CO2-Responsive drug delivery system created by supramolecular design and assembly for safer, more effective cancer therapy

We developed a carbon dioxide (CO2)-responsive supramolecular drug carrier system through a combination of hydrophobic CO2-sensitive imidazole-containing rhodamine 6G (I–R6G) as an efficient anticancer agent and hydrophilic ureido-cytosine (UrCy) end-capped polyethylene glycol (UrCy-PEG) as a self-assembled nanocarrier that could potentially enhance the safety and efficiency of cancer treatment. Owing to the self-complementary quadruple hydrogen bonding interactions between the UrCy moieties at the polymer chain ends, UrCy-PEG can spontaneously self-assemble into spherical-like nanoobjects in water that can effectively encapsulate hydrophobic I–R6G and form co-assembled nanoparticles with tunable sizes (depending on the I–R6G loading content). These nanoparticles display several notable physical features, including high structural stability in normal physiological aqueous media or red blood cell-containing media, unique CO2-responsiveness, and controlled CO2-sensitive I–R6G release. In vitro cytotoxicity assays clearly indicated I–R6G-loaded nanoparticles exerted selective cytotoxicity towards cancer cells, but had no adverse effects on normal cells. I–R6G-loaded nanoparticles exerted significantly higher levels of cytotoxicity at lower doses in CO2-treated cell culture media compared to I–R6G-loaded nanoparticles in pristine media.
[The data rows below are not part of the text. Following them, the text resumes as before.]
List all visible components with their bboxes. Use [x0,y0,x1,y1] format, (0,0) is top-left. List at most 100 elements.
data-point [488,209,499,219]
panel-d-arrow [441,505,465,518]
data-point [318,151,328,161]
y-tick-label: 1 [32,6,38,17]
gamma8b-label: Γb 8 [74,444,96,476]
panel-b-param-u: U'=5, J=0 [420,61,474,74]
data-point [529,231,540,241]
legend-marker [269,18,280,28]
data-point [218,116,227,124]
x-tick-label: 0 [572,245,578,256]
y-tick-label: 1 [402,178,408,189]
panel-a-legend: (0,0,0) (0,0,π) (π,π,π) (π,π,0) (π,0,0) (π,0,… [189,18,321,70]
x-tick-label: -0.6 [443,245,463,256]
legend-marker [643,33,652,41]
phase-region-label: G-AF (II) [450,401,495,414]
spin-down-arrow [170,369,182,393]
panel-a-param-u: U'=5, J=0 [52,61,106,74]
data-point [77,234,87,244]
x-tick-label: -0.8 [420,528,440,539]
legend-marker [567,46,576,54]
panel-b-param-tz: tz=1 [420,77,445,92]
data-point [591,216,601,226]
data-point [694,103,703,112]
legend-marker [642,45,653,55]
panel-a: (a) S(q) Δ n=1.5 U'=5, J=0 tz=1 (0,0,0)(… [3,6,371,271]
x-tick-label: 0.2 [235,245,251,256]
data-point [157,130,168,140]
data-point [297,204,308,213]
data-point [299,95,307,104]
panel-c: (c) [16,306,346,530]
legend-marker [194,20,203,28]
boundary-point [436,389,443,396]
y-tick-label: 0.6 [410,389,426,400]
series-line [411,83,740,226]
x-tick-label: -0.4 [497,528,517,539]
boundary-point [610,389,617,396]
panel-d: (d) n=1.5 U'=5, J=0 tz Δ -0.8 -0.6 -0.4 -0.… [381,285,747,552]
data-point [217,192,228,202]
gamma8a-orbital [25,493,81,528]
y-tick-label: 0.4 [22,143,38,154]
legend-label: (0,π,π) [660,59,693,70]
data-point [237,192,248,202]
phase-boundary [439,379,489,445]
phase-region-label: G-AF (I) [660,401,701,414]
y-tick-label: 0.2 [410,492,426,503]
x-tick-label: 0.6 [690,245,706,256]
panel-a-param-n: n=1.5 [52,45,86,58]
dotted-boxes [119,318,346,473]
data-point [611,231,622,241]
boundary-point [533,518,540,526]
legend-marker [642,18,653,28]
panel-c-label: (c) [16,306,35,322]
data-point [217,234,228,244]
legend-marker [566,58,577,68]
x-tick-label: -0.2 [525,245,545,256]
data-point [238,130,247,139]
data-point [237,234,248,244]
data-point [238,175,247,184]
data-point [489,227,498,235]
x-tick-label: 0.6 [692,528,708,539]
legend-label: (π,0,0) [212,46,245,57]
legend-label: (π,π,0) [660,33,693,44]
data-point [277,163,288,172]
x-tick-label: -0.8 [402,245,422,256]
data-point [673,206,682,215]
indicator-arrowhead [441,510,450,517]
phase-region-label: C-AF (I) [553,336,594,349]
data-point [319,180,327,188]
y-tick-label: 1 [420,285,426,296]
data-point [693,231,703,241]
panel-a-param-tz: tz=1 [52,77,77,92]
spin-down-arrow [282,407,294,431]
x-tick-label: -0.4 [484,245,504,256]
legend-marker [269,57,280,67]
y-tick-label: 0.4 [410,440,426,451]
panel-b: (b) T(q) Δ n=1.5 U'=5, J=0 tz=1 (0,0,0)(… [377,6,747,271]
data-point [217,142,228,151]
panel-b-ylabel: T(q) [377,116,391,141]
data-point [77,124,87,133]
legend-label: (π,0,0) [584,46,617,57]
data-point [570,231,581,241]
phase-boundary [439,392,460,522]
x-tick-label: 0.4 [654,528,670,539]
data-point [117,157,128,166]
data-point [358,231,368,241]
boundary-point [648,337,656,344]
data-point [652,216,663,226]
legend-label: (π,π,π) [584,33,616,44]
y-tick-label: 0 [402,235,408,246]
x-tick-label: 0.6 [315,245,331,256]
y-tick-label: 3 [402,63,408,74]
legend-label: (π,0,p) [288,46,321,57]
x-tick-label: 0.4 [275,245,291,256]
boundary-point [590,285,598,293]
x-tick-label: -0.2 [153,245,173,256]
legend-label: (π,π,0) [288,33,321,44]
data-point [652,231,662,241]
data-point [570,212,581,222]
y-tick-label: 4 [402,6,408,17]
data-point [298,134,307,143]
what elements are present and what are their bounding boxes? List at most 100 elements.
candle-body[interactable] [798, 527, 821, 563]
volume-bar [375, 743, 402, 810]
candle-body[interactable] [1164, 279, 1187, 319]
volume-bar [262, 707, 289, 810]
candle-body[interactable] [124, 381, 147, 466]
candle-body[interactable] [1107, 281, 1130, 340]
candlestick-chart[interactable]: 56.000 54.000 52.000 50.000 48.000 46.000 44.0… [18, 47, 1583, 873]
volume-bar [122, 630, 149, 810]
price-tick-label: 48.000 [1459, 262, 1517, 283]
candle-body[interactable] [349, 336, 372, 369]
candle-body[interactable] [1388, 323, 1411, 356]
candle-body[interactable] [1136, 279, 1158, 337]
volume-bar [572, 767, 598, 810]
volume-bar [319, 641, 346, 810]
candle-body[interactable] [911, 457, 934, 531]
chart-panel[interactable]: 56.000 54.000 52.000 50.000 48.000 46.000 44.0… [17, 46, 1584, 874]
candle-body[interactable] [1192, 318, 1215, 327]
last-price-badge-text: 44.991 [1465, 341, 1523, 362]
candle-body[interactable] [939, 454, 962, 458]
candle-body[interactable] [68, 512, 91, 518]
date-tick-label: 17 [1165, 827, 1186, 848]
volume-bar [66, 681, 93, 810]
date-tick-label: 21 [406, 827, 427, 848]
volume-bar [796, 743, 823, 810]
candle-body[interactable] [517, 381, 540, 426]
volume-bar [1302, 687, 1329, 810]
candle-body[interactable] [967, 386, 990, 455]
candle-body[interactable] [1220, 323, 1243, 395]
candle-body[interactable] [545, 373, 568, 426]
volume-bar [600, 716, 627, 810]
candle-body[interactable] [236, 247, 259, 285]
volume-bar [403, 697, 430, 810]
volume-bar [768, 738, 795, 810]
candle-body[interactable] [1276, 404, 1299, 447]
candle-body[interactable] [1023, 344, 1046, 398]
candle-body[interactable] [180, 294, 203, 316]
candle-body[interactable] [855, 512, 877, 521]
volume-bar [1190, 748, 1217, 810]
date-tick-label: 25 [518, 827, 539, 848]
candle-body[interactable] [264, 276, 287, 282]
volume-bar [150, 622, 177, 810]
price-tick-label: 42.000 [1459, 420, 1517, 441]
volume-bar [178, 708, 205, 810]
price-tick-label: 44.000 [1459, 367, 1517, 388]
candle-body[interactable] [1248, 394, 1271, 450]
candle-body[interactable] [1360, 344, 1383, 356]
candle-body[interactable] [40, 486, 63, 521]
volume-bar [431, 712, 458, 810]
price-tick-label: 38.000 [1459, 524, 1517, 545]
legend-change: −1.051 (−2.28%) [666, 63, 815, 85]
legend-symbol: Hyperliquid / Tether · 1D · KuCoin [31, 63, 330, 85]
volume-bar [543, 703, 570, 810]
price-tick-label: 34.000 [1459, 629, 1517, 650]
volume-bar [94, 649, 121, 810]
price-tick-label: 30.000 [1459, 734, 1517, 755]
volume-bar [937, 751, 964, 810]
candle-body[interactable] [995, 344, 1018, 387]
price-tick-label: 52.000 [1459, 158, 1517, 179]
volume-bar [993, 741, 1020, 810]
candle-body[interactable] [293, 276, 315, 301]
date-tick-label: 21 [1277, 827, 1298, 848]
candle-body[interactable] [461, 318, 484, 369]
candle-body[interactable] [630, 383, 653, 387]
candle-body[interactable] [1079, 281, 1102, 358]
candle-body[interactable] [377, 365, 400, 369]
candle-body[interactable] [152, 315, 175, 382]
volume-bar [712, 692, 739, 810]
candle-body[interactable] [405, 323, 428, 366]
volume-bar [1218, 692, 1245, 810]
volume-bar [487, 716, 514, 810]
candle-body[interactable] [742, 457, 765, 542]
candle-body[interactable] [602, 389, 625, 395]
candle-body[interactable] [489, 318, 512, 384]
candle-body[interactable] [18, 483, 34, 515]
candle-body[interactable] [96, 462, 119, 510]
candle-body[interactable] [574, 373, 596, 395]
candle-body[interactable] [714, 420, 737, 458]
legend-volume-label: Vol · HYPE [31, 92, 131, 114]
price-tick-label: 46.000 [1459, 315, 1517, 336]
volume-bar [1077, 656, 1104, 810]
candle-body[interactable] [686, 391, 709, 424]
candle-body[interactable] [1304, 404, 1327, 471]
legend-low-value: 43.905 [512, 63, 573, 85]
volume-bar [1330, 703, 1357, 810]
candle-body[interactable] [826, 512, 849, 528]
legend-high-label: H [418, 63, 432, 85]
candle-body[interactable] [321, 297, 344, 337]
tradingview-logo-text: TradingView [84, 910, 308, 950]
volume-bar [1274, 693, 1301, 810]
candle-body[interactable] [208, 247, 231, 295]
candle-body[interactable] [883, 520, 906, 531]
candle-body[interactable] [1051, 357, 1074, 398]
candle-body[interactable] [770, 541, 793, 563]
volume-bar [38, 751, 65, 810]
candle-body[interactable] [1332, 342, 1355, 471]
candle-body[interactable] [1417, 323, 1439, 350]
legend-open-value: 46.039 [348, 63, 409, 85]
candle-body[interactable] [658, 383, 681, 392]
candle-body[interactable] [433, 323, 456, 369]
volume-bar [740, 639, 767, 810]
More importantly, cellular assays demonstrated that—in comparison to I–R6G-loaded nanoparticles in pristine media—CO2-treated culture media accelerated macropinocytic internalization of I–R6G-loaded nanoparticles into cancer cells, and subsequently led to more rapid induction of apoptosis in cancer cells and massive programmed cell death. Thus, this newly created system may act as a potential route to manipulate the drug delivery and release performance of self-assembled nanobjects for efficient cancer therapy.